Excerpts are taken from the New Zealand best selling book:
Lani Lopez Natural Health An A-Z New Zealand Guide
Herpes zoster (shingles) is believed to come from the reactivation of the varicella (chicken pox) virus lying dormant in cells of a dorsal root ganglion (section of nerve). Chicken pox can occur at any age, but it's most common in children from 2-8 years old. Therefore shingles in adults may result from the herpes virus waiting to strike from childhood onward. This infection may become active in adult years in the form of shingles sores or blisters and localized pain along the course of the sensory nerves. The shingles lesions often are preceded by three days of fever and burning or irritation of the skin. Herpes zoster symptoms are more likely to occur in people whose immune systems are suppressed.

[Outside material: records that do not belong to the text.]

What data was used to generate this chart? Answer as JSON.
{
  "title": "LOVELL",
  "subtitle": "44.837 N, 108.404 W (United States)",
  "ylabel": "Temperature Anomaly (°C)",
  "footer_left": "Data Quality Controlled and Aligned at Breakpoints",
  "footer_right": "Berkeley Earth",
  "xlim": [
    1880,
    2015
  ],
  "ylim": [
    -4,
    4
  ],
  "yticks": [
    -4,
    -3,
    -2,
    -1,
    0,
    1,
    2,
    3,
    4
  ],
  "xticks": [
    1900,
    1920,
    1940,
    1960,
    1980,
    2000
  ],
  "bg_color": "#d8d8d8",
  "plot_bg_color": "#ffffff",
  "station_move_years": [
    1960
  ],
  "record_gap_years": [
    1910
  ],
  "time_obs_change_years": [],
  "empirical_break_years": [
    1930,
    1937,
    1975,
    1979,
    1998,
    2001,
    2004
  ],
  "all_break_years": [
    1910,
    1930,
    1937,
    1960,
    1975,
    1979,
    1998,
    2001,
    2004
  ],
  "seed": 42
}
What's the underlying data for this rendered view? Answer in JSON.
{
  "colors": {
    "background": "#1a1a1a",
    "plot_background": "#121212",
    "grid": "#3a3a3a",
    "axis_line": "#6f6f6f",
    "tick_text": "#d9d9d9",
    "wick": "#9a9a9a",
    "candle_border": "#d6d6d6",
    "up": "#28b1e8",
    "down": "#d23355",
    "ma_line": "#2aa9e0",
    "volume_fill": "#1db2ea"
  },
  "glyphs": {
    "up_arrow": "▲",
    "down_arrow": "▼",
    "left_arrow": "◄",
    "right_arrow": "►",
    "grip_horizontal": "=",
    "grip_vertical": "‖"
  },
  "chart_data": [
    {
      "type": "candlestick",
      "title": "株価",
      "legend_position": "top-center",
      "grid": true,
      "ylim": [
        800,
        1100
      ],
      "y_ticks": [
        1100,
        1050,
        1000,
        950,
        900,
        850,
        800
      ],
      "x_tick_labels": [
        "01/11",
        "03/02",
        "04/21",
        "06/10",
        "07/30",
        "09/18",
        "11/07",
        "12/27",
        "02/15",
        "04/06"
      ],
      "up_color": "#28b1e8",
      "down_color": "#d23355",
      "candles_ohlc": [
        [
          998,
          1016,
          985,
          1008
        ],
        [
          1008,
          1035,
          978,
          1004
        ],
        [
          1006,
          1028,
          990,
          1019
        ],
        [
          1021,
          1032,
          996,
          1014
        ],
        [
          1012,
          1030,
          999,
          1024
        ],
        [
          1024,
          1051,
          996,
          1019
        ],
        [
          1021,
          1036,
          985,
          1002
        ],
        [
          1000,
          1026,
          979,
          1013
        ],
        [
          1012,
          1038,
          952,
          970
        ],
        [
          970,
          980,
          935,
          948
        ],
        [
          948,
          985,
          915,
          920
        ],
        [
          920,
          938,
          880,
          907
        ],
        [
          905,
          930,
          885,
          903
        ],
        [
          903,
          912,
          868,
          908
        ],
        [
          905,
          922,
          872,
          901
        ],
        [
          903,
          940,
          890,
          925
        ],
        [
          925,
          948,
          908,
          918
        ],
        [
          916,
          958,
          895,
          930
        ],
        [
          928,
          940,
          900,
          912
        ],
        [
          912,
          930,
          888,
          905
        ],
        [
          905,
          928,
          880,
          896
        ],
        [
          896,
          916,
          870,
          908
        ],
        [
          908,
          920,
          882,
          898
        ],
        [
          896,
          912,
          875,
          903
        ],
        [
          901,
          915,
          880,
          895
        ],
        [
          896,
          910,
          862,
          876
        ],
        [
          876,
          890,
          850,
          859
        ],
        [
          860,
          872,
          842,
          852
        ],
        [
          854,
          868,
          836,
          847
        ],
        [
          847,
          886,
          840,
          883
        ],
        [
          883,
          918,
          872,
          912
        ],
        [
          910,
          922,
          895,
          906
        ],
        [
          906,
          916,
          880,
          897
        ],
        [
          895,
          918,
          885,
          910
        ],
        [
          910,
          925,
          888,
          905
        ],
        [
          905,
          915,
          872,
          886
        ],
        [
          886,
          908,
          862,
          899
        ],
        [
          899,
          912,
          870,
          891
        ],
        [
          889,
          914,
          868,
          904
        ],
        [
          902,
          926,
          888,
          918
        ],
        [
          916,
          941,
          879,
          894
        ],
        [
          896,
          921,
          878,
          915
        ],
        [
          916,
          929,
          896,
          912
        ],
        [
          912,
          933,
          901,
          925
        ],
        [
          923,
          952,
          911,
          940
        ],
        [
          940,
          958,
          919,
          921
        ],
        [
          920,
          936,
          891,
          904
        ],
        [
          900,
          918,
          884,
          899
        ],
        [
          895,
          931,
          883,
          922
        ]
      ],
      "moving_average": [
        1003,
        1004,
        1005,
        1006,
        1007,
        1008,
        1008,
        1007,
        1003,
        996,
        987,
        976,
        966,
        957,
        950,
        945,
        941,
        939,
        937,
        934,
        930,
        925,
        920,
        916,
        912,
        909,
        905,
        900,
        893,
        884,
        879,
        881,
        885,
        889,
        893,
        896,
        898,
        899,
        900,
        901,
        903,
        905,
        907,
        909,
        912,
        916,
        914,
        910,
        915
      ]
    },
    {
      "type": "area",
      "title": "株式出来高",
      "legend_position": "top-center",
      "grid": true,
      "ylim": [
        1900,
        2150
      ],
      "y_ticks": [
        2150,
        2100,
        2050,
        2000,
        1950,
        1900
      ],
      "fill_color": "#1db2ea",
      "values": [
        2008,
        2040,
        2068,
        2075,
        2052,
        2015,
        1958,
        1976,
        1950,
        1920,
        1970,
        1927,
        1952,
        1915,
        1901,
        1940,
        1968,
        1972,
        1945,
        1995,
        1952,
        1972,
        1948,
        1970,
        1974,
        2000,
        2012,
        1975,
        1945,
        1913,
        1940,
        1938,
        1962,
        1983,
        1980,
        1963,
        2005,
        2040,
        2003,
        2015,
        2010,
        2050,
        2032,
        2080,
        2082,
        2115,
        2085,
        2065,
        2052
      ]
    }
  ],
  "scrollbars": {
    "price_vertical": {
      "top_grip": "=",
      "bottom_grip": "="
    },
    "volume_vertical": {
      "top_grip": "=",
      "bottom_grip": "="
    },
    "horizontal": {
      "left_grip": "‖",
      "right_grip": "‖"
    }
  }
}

*This recommendation chapter on Shingles can also be used for genital herpes.
Warning: Patients with shingles may be infective, the virus being spread from fresh skin lesions by direct contact or by airborne transmission. Patients with shingles can be subject to complications, and therefore must be medically monitored.

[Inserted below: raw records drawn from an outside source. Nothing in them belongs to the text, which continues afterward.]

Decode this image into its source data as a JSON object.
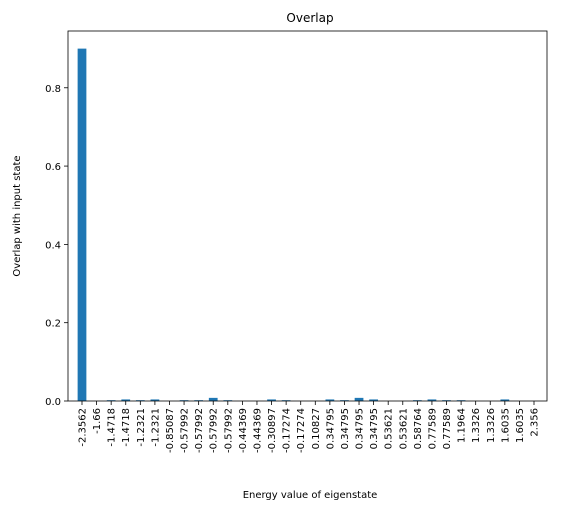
{
  "chart_data": {
    "type": "bar",
    "title": "Overlap",
    "xlabel": "Energy value of eigenstate",
    "ylabel": "Overlap with input state",
    "ylim": [
      0,
      0.945
    ],
    "yticks": [
      0.0,
      0.2,
      0.4,
      0.6,
      0.8
    ],
    "ytick_labels": [
      "0.0",
      "0.2",
      "0.4",
      "0.6",
      "0.8"
    ],
    "grid": false,
    "bar_color": "#1f77b4",
    "categories": [
      "-2.3562",
      "-1.66",
      "-1.4718",
      "-1.4718",
      "-1.2321",
      "-1.2321",
      "-0.85087",
      "-0.57992",
      "-0.57992",
      "-0.57992",
      "-0.57992",
      "-0.44369",
      "-0.44369",
      "-0.30897",
      "-0.17274",
      "-0.17274",
      "0.10827",
      "0.34795",
      "0.34795",
      "0.34795",
      "0.34795",
      "0.53621",
      "0.53621",
      "0.58764",
      "0.77589",
      "0.77589",
      "1.1964",
      "1.3326",
      "1.3326",
      "1.6035",
      "1.6035",
      "2.356"
    ],
    "values": [
      0.9,
      0.0,
      0.002,
      0.004,
      0.002,
      0.004,
      0.0,
      0.002,
      0.002,
      0.008,
      0.002,
      0.0,
      0.0,
      0.004,
      0.002,
      0.0,
      0.0,
      0.004,
      0.002,
      0.008,
      0.004,
      0.0,
      0.0,
      0.002,
      0.004,
      0.002,
      0.002,
      0.0,
      0.0,
      0.004,
      0.0,
      0.0
    ]
  }
}
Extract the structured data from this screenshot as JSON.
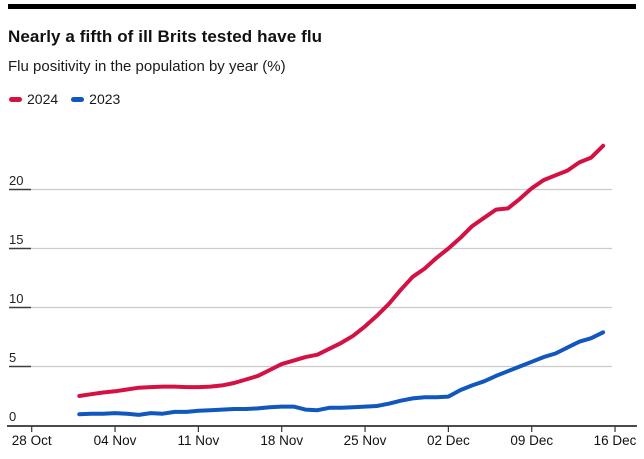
{
  "header": {
    "title": "Nearly a fifth of ill Brits tested have flu",
    "subtitle": "Flu positivity in the population by year (%)"
  },
  "legend": [
    {
      "label": "2024",
      "color": "#d31145"
    },
    {
      "label": "2023",
      "color": "#1157bd"
    }
  ],
  "chart_data": {
    "type": "line",
    "title": "Nearly a fifth of ill Brits tested have flu",
    "subtitle": "Flu positivity in the population by year (%)",
    "grid": "horizontal",
    "legend_position": "top-left",
    "x_axis": {
      "tick_labels": [
        "28 Oct",
        "04 Nov",
        "11 Nov",
        "18 Nov",
        "25 Nov",
        "02 Dec",
        "09 Dec",
        "16 Dec"
      ],
      "tick_interval_days": 7,
      "total_days": 49
    },
    "y_axis": {
      "ticks": [
        0,
        5,
        10,
        15,
        20
      ],
      "max": 24.5
    },
    "series_start_day_offset": 4,
    "dates": [
      "01 Nov",
      "02 Nov",
      "03 Nov",
      "04 Nov",
      "05 Nov",
      "06 Nov",
      "07 Nov",
      "08 Nov",
      "09 Nov",
      "10 Nov",
      "11 Nov",
      "12 Nov",
      "13 Nov",
      "14 Nov",
      "15 Nov",
      "16 Nov",
      "17 Nov",
      "18 Nov",
      "19 Nov",
      "20 Nov",
      "21 Nov",
      "22 Nov",
      "23 Nov",
      "24 Nov",
      "25 Nov",
      "26 Nov",
      "27 Nov",
      "28 Nov",
      "29 Nov",
      "30 Nov",
      "01 Dec",
      "02 Dec",
      "03 Dec",
      "04 Dec",
      "05 Dec",
      "06 Dec",
      "07 Dec",
      "08 Dec",
      "09 Dec",
      "10 Dec",
      "11 Dec",
      "12 Dec",
      "13 Dec",
      "14 Dec",
      "15 Dec"
    ],
    "series": [
      {
        "name": "2024",
        "color": "#d31145",
        "values": [
          2.5,
          2.65,
          2.8,
          2.9,
          3.05,
          3.2,
          3.25,
          3.3,
          3.3,
          3.25,
          3.25,
          3.3,
          3.4,
          3.6,
          3.9,
          4.2,
          4.7,
          5.2,
          5.5,
          5.8,
          6.0,
          6.5,
          7.0,
          7.6,
          8.4,
          9.3,
          10.3,
          11.5,
          12.6,
          13.3,
          14.2,
          15.0,
          15.9,
          16.9,
          17.6,
          18.3,
          18.4,
          19.2,
          20.1,
          20.8,
          21.2,
          21.6,
          22.3,
          22.7,
          23.7
        ]
      },
      {
        "name": "2023",
        "color": "#1157bd",
        "values": [
          0.95,
          1.0,
          1.0,
          1.05,
          1.0,
          0.9,
          1.05,
          1.0,
          1.15,
          1.15,
          1.25,
          1.3,
          1.35,
          1.4,
          1.4,
          1.45,
          1.55,
          1.6,
          1.6,
          1.35,
          1.3,
          1.5,
          1.5,
          1.55,
          1.6,
          1.65,
          1.85,
          2.1,
          2.3,
          2.4,
          2.4,
          2.45,
          3.0,
          3.4,
          3.75,
          4.2,
          4.6,
          5.0,
          5.4,
          5.8,
          6.1,
          6.6,
          7.1,
          7.4,
          7.9
        ]
      }
    ]
  }
}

Postherpetic neuralgia is pain in the zone of the previous eruption; it occurs in some 10% of patients (often elderly). It is a burning, continuous pain responding poorly to analgesics. Depression is almost universal. Treatment (orthodox) is unsatisfactory but there is a trend towards gradual recovery in two years.
In 1969, Harold E. Renis, PhD., a virologist with The Upjohn Company of the Kalamazoo, Michigan, proved that calcium elenolate from oleuropein in the olive leaf, is a virucidal for all viruses against which it was tested. In particular, Dr. Renis showed that calcium elenolate kills the herpes virus including varicella zoster virus (VZ).
Without treatment viruses can be immortal. Many orthodox treatments are symptomatic but cannot penetrate the viral hosts cell. Getting rid of symptoms related to the viral infection doesn't mean that the virus is eliminated. The virus can remain dormant and break out again when the host's immunity becomes compromised. Once a viral disease has invaded, the wellbeing of the host remains in danger of breaking down once again with the signs and symptoms of the disease.
Capsaicin — from cayenne, desensitizes nerves. About 10 % of all patients with herpes zoster experience a condition called 'post herpetic neuralgia' about 30 days after herpetic infection. 50% of the cases of herpes zoster, over the age of 60, may develop severe pain. Capsiacin cream is used for postherpetic pain from shingles, phantom limb pain, cluster headaches, neuropathies, osteoarthritis and pain from skin conditions including psoriasis and puritis. Capsaicin may be used to provide pain relief in these cases. In one study 14 patients suffering from post herpetic neuralgia were subjected to topical application of capsicin cream (0.025 %v capsaicin) on painful areas. Should be continued for 4 weeks with a response expected at the end of the four weeks of treatment. Hands must be washed thoroughly to avoid contact within the eyes.
St John's Wort (Hypericum perforatum) — has a specific effect on nerves acting as a mild sedative with a pain reducing effect and is beneficial for mild depression, anxiety and nervousness associated with ongoing chronic pain. Use internally: Take 450mg of extract (as dry extract) from St John's Wort aerial parts (Hypericum perforatum L.) (3-6:1) (equivalent to 1350-2700mg of St John's Wort). This should be available in tablet form from health stores and pharmacies. You can also apply St John's Wort on skin as a tincture, poultice, cream or oil on nerve pain sites.
Cailfornian Poppy — has mild analgesic and sedative properties. It also exhibits a relaxing affect on the mind and potential mood elevating actions without addictive side effects. Adults take 900mg daily.
Jamaican Dogwood — is used for neuralgia, migraines and insomnia due to its anti-inflammatory and sedative effects. Take 2-4g of dried root bark up to three times daily.